Sure, there’s the odd volunteer work – I’ve gone to LA area schools a few times to read to kids & help with creative projects, and once I spent a Saturday painting & cleaning a home for battered women & children – but these aren’t habits. Sometimes I give the homeless guy on the street my leftovers, or some change, and sometimes I give money to the people with those elaborate stories, who are probably scam artists, especially when the guy looks like my little brother and needs money for gas. (Although, I actually happened to see that particular guy buy gas with the $5 I gave him. So, maybe they’re not all scams.)

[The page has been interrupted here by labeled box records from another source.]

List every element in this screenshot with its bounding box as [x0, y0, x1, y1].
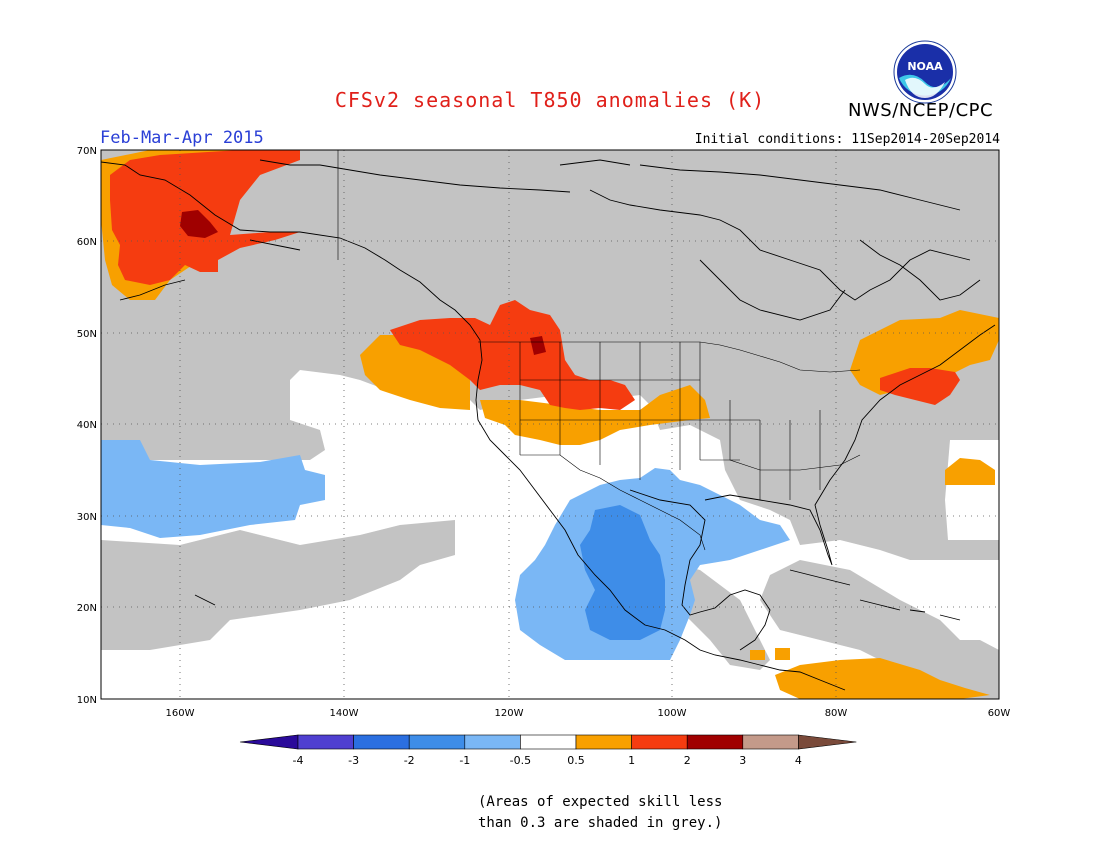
lon-label: 120W: [495, 708, 524, 719]
colorbar-segment: [686, 734, 744, 750]
lat-label: 50N: [77, 329, 97, 340]
lat-label: 60N: [77, 237, 97, 248]
skill-note-line1: (Areas of expected skill less: [478, 794, 723, 810]
skill-note: (Areas of expected skill less than 0.3 a…: [478, 792, 722, 834]
colorbar-segment: [575, 734, 632, 750]
colorbar-label: -4: [293, 754, 304, 767]
lon-label: 160W: [166, 708, 195, 719]
colorbar-label: -3: [348, 754, 359, 767]
colorbar-segment: [742, 734, 799, 750]
colorbar-segment: [464, 734, 521, 750]
lat-label: 20N: [77, 603, 97, 614]
colorbar-arrow-right: [798, 734, 857, 750]
lon-label: 140W: [330, 708, 359, 719]
logo-text: NOAA: [907, 60, 943, 73]
longitude-labels: 160W 140W 120W 100W 80W 60W: [166, 708, 1011, 719]
lon-label: 100W: [658, 708, 687, 719]
lat-label: 30N: [77, 512, 97, 523]
colorbar-label: -0.5: [510, 754, 531, 767]
lon-label: 60W: [988, 708, 1011, 719]
colorbar-label: -1: [459, 754, 470, 767]
colorbar-label: 1: [628, 754, 635, 767]
colorbar-label: 2: [684, 754, 691, 767]
colorbar-segment: [408, 734, 466, 750]
colorbar-segment: [631, 734, 688, 750]
colorbar-segment: [353, 734, 410, 750]
map-frame: [100, 149, 1000, 700]
colorbar-label: -2: [404, 754, 415, 767]
negative-anomaly-dark: [580, 505, 665, 640]
agency-label: NWS/NCEP/CPC: [848, 100, 994, 121]
coastlines: [101, 159, 996, 691]
map-field: [101, 150, 999, 699]
noaa-logo-icon: NOAA: [893, 40, 957, 104]
positive-anomaly-darkred: [180, 210, 546, 355]
colorbar-segment: [297, 734, 354, 750]
colorbar-label: 3: [739, 754, 746, 767]
colorbar-label: 4: [795, 754, 802, 767]
chart-title: CFSv2 seasonal T850 anomalies (K): [334, 88, 766, 112]
initial-conditions: Initial conditions: 11Sep2014-20Sep2014: [694, 132, 1000, 147]
colorbar: -4 -3 -2 -1 -0.5 0.5 1 2 3 4: [239, 734, 857, 767]
forecast-period: Feb-Mar-Apr 2015: [100, 128, 264, 148]
latitude-labels: 70N 60N 50N 40N 30N 20N 10N: [77, 146, 97, 706]
colorbar-arrow-left: [239, 734, 299, 750]
skill-note-line2: than 0.3 are shaded in grey.): [478, 815, 723, 831]
lon-label: 80W: [825, 708, 848, 719]
political-borders: [337, 150, 861, 551]
lat-label: 10N: [77, 695, 97, 706]
lat-label: 70N: [77, 146, 97, 157]
colorbar-segment: [520, 734, 577, 750]
lat-label: 40N: [77, 420, 97, 431]
colorbar-label: 0.5: [567, 754, 585, 767]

Well, it’s really not much, but I believe in general kindness. I smile at strangers, hold the door for people behind me, give a helping hand when it’s needed, and say thank you. I’m a good listener. I have a positive outlook that I hope is just a little bit contagious, and I try to contribute something good to everything I undertake. I know it’s small and, especially compared to all the things I’m not doing, pretty insignificant.
Except, what if everyone lived that way, with kindness and positive intentions? We’d have no need for charities or battered women’s shelters or soup kitchens. I’m just a drop in the bucket, but every drop causes ripples; if my smile brightens someone’s day, then maybe they’ll do something nice for someone else, and on and on. The idea of “pay it forward” is unfortunately a movie cliche, but stop and think about it. It’s profound. What you do, how you live, how you treat others matters. Everyone affects everyone else. Live with kindness.
I’m not saying that’s enough, but it’s a start.
Meanwhile, now that I’ve realized all I could be doing, you might just find me on a rooftop somewhere, hammer in hand, putting the finishing touches on a brand-new third-world house. Or at least sharing Amelia Bedelia laughter with some inner-city kids. Who wants to come with me?